Some metrics differ only in name, while others are structured entirely differently. In particular, per-partition and per-user metrics are far richer in the native implementation. Fairshare metrics, however, are not yet included in the native endpoint.
Grafana Dashboard
All existing Slurm dashboards on the Grafana Labs marketplace are based on the exporter:
I built a dashboard based on the 25.11 native metrics and published it to the marketplace:
Dashboard Layout
The dashboard is organized into five sections:
1. Cluster Summary — Stat panels showing running/pending jobs, CPU/memory utilization, and node state at a glance.
Key queries:
# CPU utilization
sum(slurm_node_cpus_alloc) / sum(slurm_node_cpus)
# Memory utilization
sum(slurm_node_memory_alloc_bytes) / sum(slurm_node_memory_bytes)
2. Job Trends — Timeseries panels showing job state changes over time and completion/start/submission rates.
# Job completion rate per minute
rate(slurm_sdiag_jobs_completed[5m]) * 60
3. Per-node Resources — Tracks CPU/memory allocation and utilization for each node. Useful for identifying nodes under concentrated load.
# Per-node CPU utilization
slurm_node_cpus_alloc / slurm_node_cpus
4. Per-user Jobs — Stacked timeseries showing how much resources each user is consuming. Useful for detecting resource concentration.
# Show only non-zero values (reduce noise)
slurm_user_jobs_running > 0
slurm_user_jobs_cpus_alloc > 0
5. Scheduler Performance — Internal performance metrics for slurmctld. Abnormally long scheduler cycle times can indicate throughput issues.

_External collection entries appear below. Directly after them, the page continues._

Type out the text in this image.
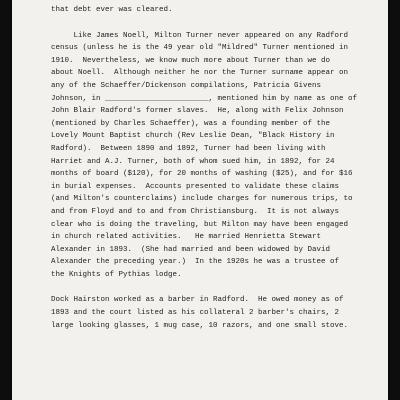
that debt ever was cleared.
Like James Noell, Milton Turner never appeared on any Radford
census (unless he is the 49 year old "Mildred" Turner mentioned in
1910.  Nevertheless, we know much more about Turner than we do
about Noell.  Although neither he nor the Turner surname appear on
any of the Schaeffer/Dickenson compilations, Patricia Givens
Johnson, in _______________________, mentioned him by name as one of
John Blair Radford's former slaves.  He, along with Felix Johnson
(mentioned by Charles Schaeffer), was a founding member of the
Lovely Mount Baptist church (Rev Leslie Dean, "Black History in
Radford).  Between 1890 and 1892, Turner had been living with
Harriet and A.J. Turner, both of whom sued him, in 1892, for 24
months of board ($120), for 20 months of washing ($25), and for $16
in burial expenses.  Accounts presented to validate these claims
(and Milton's counterclaims) include charges for numerous trips, to
and from Floyd and to and from Christiansburg.  It is not always
clear who is doing the traveling, but Milton may have been engaged
in church related activities.   He married Henrietta Stewart
Alexander in 1893.  (She had married and been widowed by David
Alexander the preceding year.)  In the 1920s he was a trustee of
the Knights of Pythias lodge.
Dock Hairston worked as a barber in Radford.  He owed money as of
1893 and the court listed as his collateral 2 barber's chairs, 2
large looking glasses, 1 mug case, 10 razors, and one small stove.
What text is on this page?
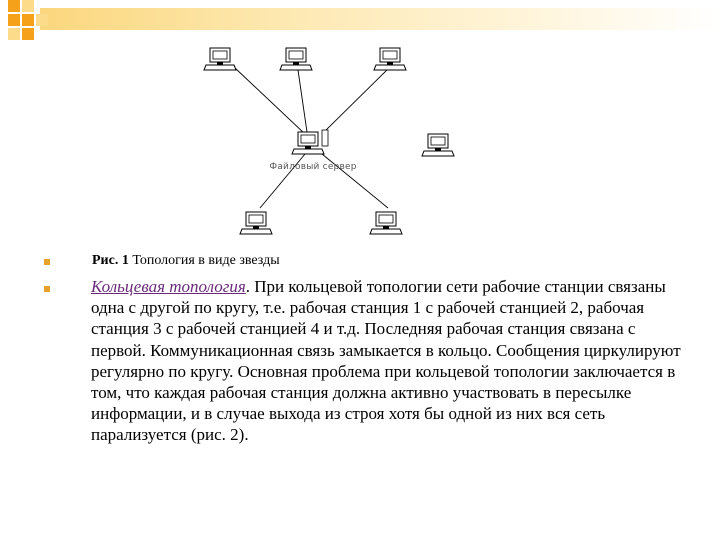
Файловый сервер
Рис. 1 Топология в виде звезды
Кольцевая топология. При кольцевой топологии сети рабочие станции связаны одна с другой по кругу, т.е. рабочая станция 1 с рабочей станцией 2, рабочая станция 3 с рабочей станцией 4 и т.д. Последняя рабочая станция связана с первой. Коммуникационная связь замыкается в кольцо. Сообщения циркулируют регулярно по кругу. Основная проблема при кольцевой топологии заключается в том, что каждая рабочая станция должна активно участвовать в пересылке информации, и в случае выхода из строя хотя бы одной из них вся сеть парализуется (рис. 2).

# Scheduler cycle time (µs)
slurm_sched_mean_cycle
slurm_bf_mean_cycle
# slurmdbd queue size (growing = problem)
slurm_slurmdbd_queue_size

The dashboard can be imported from the Grafana marketplace.
Summary
| Item | Legacy (Exporter) | 25.11 (Native) |
|---|---|---|
| Extra binary | Required | Not required |
| Data collection | CLI parsing (squeue, sinfo) | Direct internal data from slurmctld |
| Prometheus config | Required | Required (same) |
| Metric accuracy | Depends on CLI poll interval | Real-time internal state |
| Metric coverage | Limited | Rich (per-partition, per-user, detailed scheduler) |
| Maintenance | Manage exporter separately | Included in Slurm package |
| Grafana dashboard | Many on marketplace | Listed on marketplace (#24979) |
Slurm 25.11’s native OpenMetrics simplifies the architecture while providing richer metrics. The biggest advantages are eliminating the need to manage a separate exporter and being able to observe slurmctld’s internal state directly.
That said, this is still an early-stage feature — there is no authentication yet, and some metrics like fairshare are not yet included. I look forward to seeing these gaps addressed in future releases.
This post was written in a Slurm 25.11.2 + Prometheus 2.51 + Grafana 10.4 environment.